今回、本格的な美術館による展示にあたり、花と野菜をテーマにした多くの作品が並びます。
企画展第一室
会場の第一室です。考古資料の隣の展示室なのですが、たいへん華やいだ雰囲気です。作品はどれも大きく、和紙にアクリル絵の具で描いているそうです。
金魚草は本年製作の作品です。
自然の恵みです。たけのこ、山ウド、大根、下仁田ネギです。
メインビジュアルとしてチラシを飾る菊は「五輪の菊」、東京2020開催年に合わせて制作された作品です。
また、「五輪の菊」と対になり展示室の入口に飾られている作品は「四輪の菊」です。どちらも画面いっぱいに見事な菊です。
最新作のバラの作品があります。
キャベツも見事です。
ネズミは毛並みまで緻密すぎてちょっと苦手な人も。赤和紙を使っているのは珍しいです。
屏風作品が並びます。
企画展第二室
続いて一番奥の展示室が第二室です。その前にも大型の作品が並びます。こちらも生命力あふれる竹たちです。
こちらは動物画や和紙の原料であるカジの葉で創作されています。また、諏訪大社で描いた作品が何点かあります。

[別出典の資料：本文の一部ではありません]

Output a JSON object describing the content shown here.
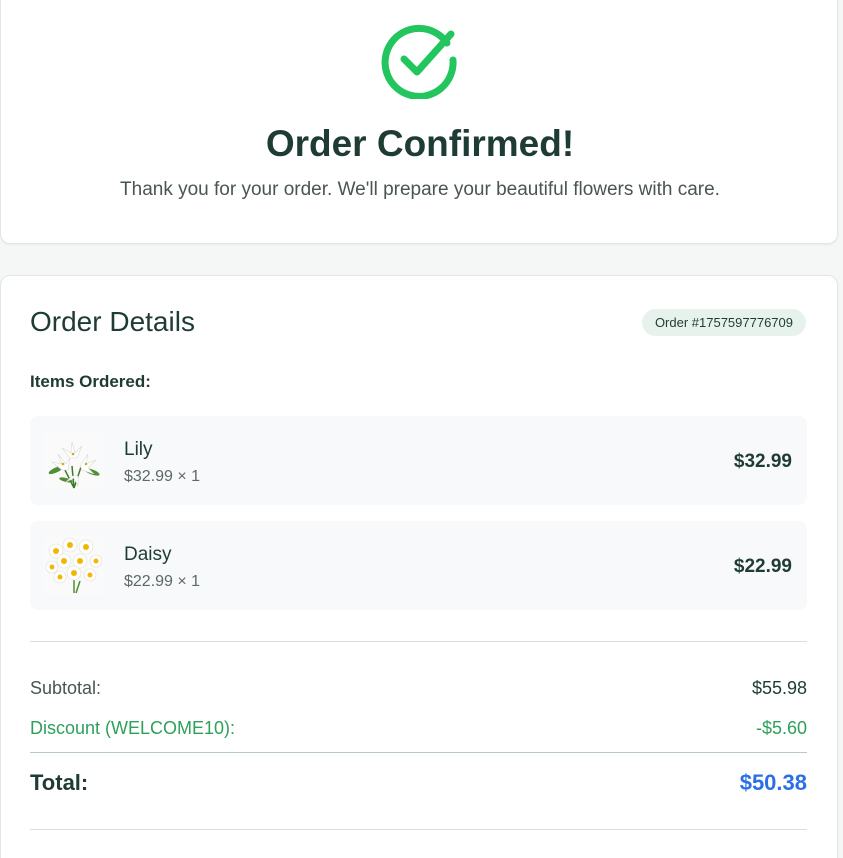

《ロサンゼルスの猫》は、氏の5歳の時の作品です。すでに才能が開花していたのですね。
部屋の中央です。机はここで滞在して創作した時のもの
雑誌の表紙にも採用されていたのですね。
こちらは氏の知人たちの似顔絵です。個人名が題名になっていますので、題名は伏せておきます。
おわりに
酒井氏の個展は偶然は拝見しましたが、酒井氏の個展目的に来館した方が圧倒的に多かったです。花や野菜の作品にはダイナミックさを感じます。農園勤めを通してより植物の姿を映しとる感性が磨かれているのでしょうか。また緻密さもじっくり作品に向き合う酒井さんの持ち味なのでしょう。期間中、美術館に在館して作品を描く日もあるようです(日程はパンフ)。
今回は新たな作家さんを知ることが出来ました。偶然の出会いも美術館めぐりの喜びです。